You bet, Charles. And I’m going to hand it over to David in a moment here to talk in a bit more detail about that. But bottom line, we’re excited about what we see. It’s also early days. And so there’s much to be determined, and you know how business works with some of these floods, and you really need to work the data as it comes in. And so with that, I’ll turn it over to David.
Yes. Good question, Charles. Thanks for asking that. So yes, we’re really excited about getting this first recycle facility commissioned, got that online, have introduced a few wells into that facility. I would say that this facility is in the heart of where we’ve seen some of that early CO2 arrival. And correspondingly, we’re seeing some indicators that’s going to help us to get to that point in the second quarter where we’re going to declare some EOR response within that particular recycle facility.

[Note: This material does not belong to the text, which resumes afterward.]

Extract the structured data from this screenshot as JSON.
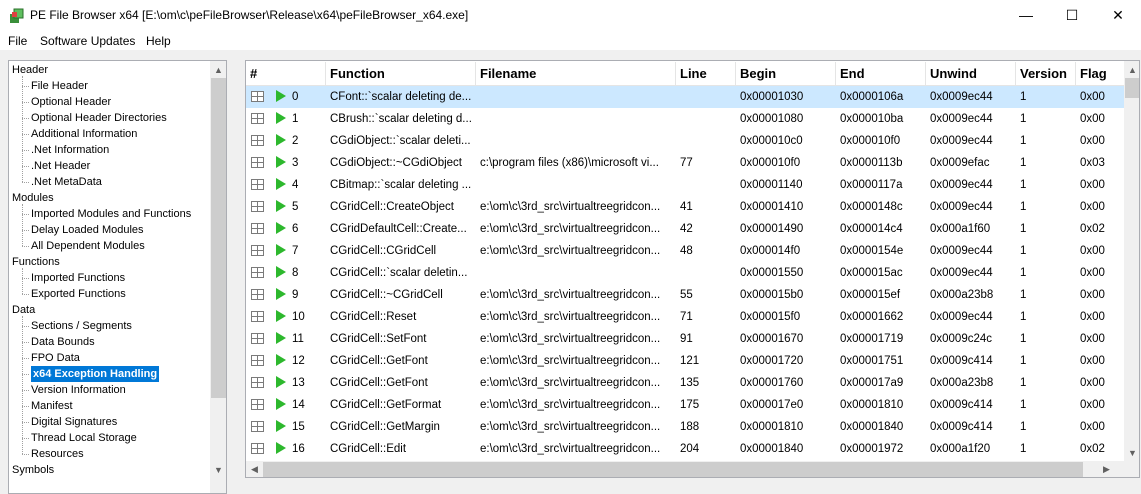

We’re currently commissioning a second recycle facility that’s in near proximity, same field, CHSU. We will bring those wells into that system and get to watch that and make the further assessment. Continuing on that path, we have 2 more recycle facilities coming into CHSU this year towards the back end of the third quarter, so it’s going to be later in the year. Once we bring those on, bring wells into those 2 independent systems, we’ll get to assess and see if our model, our expectation is on track.
Everything that we’ve seen so far tilts us to it is. It’s a solid plan right now, and every data point we’re acquiring confirms that. So real happy about that.
Those recycle facilities throughout time will be expanded. We’ll bring in additional compression. Now, as we move more CO2 through the system, that will expand our production capabilities throughout this area, ultimately targeting that 7,500 to 12,500 barrel a day window. There’s going to be some ebbs and flows in that throughout time as our development pace expands and goes a little faster or moderates throughout time. So that’s a general range to think about the long-term trajectory of how we’re going to produce this particular asset.
Yes. And Charles, I think, just as we go forward, every quarter, you’ll see us update with new data points, as David mentioned, and hopefully be able to tighten what admittedly is a fairly wide range, as you pointed out there. Well, I’m sure you guys are more eager for the data than I am. So I’ll look forward to hearing more of that on future calls.
We’re all eager for the data. That’s right.
We can take a question from Brian Velie from Capital One.
All my questions have been answered.
And there are no further questions on the line at this time.
This is Brad. Again, I just want to thank everyone for joining us today. Should you have any follow-up over the coming days, please don’t hesitate to reach out to Beth or myself, and we look forward to connecting with you all. Thanks again.